Bank Nagari Salurkan BSPS Rp160 Miliar untuk 8.000 Rumah di Sumbar

Kantor pusat Bank Nagari. (Foto: dok. Humas)

Langgam.id — Bank Nagari kembali dipercaya pemerintah sebagai bank penyalur dana Bantuan Stimulan Perumahan Swadaya (BSPS) pada 2026. Program ini menyasar 8.000 unit rumah dengan total nilai mencapai Rp160 miliar di 19 kabupaten dan kota di Sumatera Barat.

Penyaluran BSPS tersebut ditujukan bagi masyarakat berpenghasilan rendah, baik di wilayah perkotaan, perdesaan, maupun kawasan pesisir, sebagai upaya meningkatkan kualitas hunian layak sekaligus mendorong kesejahteraan masyarakat.

Kerja sama ini ditandai melalui penandatanganan perjanjian antara Bank Nagari dengan Satuan Kerja Perumahan dan Kawasan Permukiman (PKP) Provinsi Sumatera Barat serta Balai Pelaksana Penyediaan Perumahan dan Kawasan Permukiman (BP3KP) Sumatera III. Kegiatan berlangsung di Kantor Pusat Bank Nagari, Jalan Pemuda No. 21 Padang, Rabu (8/4/2026) malam.

Direktur Keuangan Bank Nagari, Roni Edrian, mengatakan penunjukan tersebut merupakan bentuk kepercayaan pemerintah sekaligus wujud sinergi antara perbankan daerah dan pemerintah dalam mendukung program perumahan nasional.
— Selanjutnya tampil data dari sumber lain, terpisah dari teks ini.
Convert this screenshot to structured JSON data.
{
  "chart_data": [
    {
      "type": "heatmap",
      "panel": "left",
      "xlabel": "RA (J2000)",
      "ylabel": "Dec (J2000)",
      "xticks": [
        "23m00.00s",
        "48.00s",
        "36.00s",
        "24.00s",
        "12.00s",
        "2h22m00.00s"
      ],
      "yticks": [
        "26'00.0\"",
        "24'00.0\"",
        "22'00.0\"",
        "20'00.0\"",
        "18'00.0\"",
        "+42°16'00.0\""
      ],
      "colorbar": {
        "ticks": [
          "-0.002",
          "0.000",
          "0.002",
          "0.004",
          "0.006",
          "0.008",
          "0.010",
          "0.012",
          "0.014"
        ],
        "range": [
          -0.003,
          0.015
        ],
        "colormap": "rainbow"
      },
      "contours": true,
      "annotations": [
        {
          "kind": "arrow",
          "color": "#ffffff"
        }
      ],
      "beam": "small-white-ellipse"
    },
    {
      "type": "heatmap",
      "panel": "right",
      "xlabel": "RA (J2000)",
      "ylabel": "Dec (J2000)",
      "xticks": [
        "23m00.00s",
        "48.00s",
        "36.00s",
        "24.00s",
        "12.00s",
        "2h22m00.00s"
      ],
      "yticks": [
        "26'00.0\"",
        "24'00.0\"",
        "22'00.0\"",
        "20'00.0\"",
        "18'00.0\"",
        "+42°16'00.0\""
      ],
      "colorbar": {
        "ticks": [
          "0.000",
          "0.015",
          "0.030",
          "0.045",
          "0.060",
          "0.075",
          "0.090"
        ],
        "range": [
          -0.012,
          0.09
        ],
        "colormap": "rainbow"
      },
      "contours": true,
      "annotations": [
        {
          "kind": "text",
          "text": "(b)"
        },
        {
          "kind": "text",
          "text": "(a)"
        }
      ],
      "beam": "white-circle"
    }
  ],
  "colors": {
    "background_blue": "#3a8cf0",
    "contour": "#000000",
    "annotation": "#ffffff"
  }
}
“Program ini tidak hanya sekadar penyaluran dana bantuan, tetapi juga memiliki dampak sosial yang besar dalam meningkatkan kesejahteraan masyarakat serta memperkuat nilai gotong royong,” ujarnya dalam keterangan resmi.

Ia menambahkan, keterlibatan Bank Nagari dalam program BSPS sejalan dengan peran bank pembangunan daerah dalam mendorong pertumbuhan ekonomi sekaligus meningkatkan kualitas hidup masyarakat.

Sebagai bank milik pemerintah daerah, Bank Nagari selama ini aktif mendukung berbagai program strategis, termasuk pembiayaan sektor usaha mikro dan program pemulihan ekonomi daerah. Pada 2026, misalnya, Bank Nagari juga dipercaya menyalurkan Kredit Usaha Rakyat (KUR) dengan pagu mencapai Rp1,5 triliun untuk memperkuat sektor UMKM di Sumatera Barat.

Dengan penyaluran BSPS ini, diharapkan semakin banyak masyarakat berpenghasilan rendah yang dapat memiliki hunian layak, sekaligus mempercepat pengentasan kawasan rumah tidak layak huni di Sumatera Barat.